Perhaps better known as the character Amy Farrah Fowler on the – frankly rank anti-science – TV show The Big Bang Theory, Bialik is quickly rising to become one of the leading voices of pseudoscience and denialism in real life. Bialik does, indeed, have a degree in neuroscience, and, when combined with her character in the aforementioned TV show, that apparently lends her a bit of credibility as a spokesperson for various scientific issues, opportunities she uses to spread misinformation, quackery and evil, in particular anti-vaccine conspiracies and support for homeopathy.

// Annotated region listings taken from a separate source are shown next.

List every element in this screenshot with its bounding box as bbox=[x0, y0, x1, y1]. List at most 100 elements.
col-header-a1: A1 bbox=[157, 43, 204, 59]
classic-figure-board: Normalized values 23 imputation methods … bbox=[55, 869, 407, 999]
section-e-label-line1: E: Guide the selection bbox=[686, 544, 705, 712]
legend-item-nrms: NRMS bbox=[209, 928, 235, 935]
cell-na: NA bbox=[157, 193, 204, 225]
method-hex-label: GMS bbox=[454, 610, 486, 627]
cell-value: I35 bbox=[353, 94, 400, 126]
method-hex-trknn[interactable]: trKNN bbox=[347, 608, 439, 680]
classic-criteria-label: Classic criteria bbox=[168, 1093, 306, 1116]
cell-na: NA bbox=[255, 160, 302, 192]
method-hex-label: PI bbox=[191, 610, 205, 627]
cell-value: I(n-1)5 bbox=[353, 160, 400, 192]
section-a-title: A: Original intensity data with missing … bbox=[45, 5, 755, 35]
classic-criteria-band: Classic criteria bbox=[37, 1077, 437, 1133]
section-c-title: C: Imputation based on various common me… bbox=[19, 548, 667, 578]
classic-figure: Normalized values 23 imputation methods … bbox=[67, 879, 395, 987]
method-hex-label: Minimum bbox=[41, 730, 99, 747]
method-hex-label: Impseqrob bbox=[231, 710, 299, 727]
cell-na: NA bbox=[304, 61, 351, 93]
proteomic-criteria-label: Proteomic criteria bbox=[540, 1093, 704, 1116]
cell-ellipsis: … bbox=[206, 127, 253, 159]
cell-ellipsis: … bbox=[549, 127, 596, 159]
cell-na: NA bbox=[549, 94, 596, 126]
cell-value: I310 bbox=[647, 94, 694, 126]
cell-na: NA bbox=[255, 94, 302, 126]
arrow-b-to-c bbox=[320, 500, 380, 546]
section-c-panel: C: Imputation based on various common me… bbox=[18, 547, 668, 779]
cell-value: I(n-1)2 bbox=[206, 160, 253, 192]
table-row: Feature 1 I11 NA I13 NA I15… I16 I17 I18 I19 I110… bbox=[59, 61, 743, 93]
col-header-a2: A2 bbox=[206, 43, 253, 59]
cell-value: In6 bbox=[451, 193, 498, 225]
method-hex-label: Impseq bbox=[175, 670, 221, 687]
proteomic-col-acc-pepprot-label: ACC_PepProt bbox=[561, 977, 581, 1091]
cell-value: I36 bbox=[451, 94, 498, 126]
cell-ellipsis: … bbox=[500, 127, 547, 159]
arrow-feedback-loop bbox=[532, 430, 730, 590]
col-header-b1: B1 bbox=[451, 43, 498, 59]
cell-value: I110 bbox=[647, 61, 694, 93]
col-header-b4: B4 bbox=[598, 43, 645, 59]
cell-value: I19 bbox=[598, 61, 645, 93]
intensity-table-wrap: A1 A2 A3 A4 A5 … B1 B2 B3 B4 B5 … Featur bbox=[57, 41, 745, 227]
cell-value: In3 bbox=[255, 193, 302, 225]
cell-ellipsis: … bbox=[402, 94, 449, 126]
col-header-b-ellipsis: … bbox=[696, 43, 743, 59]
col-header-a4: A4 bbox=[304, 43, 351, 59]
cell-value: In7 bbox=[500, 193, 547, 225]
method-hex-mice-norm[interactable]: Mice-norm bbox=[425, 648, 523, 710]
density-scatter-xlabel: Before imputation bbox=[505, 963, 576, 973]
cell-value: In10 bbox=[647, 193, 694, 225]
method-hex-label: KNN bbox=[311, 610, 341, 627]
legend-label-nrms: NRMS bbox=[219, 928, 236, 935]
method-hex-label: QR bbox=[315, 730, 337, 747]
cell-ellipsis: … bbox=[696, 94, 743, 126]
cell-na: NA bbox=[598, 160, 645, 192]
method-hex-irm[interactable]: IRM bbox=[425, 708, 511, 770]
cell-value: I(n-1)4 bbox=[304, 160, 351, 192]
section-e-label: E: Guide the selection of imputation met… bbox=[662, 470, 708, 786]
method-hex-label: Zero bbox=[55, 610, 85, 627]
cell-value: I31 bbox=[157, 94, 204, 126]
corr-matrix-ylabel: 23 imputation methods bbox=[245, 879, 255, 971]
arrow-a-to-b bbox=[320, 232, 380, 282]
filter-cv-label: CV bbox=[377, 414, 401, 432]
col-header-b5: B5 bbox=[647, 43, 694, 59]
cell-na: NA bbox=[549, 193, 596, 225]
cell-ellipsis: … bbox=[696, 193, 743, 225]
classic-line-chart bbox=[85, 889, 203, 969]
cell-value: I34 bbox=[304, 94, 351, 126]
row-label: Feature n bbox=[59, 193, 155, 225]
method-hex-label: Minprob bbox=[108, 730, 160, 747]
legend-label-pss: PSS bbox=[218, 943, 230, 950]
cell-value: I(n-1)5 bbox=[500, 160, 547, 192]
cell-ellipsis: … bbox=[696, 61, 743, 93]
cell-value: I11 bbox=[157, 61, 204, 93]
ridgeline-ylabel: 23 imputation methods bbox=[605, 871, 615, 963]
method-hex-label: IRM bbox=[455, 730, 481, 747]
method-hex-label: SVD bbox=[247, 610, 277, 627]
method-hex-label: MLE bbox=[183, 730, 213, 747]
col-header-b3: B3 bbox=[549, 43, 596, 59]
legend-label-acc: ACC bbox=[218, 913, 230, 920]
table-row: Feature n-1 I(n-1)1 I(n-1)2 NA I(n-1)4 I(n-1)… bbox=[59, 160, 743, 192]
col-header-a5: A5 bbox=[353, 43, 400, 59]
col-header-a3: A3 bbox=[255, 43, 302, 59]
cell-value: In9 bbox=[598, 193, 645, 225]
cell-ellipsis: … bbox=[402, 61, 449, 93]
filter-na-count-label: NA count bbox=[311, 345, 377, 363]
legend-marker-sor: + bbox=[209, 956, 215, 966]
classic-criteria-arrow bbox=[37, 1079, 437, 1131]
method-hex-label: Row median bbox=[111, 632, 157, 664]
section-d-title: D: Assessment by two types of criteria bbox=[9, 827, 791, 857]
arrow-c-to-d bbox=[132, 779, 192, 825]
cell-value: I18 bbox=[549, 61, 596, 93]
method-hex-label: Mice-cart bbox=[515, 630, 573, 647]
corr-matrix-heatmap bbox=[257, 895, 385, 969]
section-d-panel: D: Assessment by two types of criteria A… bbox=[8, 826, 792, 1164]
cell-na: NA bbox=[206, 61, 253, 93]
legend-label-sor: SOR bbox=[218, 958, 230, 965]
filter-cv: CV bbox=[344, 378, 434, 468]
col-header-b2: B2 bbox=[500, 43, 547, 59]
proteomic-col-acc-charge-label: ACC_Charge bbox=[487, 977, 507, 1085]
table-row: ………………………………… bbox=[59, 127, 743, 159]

It should be a cause for concern that she was invited as the 2014 featured speaker at the National Science Teachers’ Association conference.
Bialik is, for instance, a celebrity spokesperson for the Holistic Moms Network, an organization promoting “natural” parenting, where “natural” apparently means embracing every form of “natural” woo yet invented, sponsored by a range of quack institutions including Boiron (manufacturer of the homeopathic remedy for flu known as Oscillococcinum), the Center for Homeopathic Education, and the National Center for Homeopathy – heck, their advisory board include Lauren Feder, Barbara Loe Fisher, Peggy O’Mara, publisher of Mothering Magazine, “integrative” pediatrician Lawrence Rosen, and Sherri Tenpenny.
Most importantly of all, though, Bialik is anti-vaccine (though she has tried to deny it), primarily – it seems – because she views vaccines as “unnatural”. Somehow, though, she justifies not vaccinating her kids because it is, according to her, a “personal decision”, even though not vaccinating is a personal decision in the sense that texting while driving is a personal decision.
Diagnosis: A sad case for reason, science, and critical thinking. Apparently a real science education is no guarantee for understanding how reason or evidence works. Hysterically lunatic, and dangerous.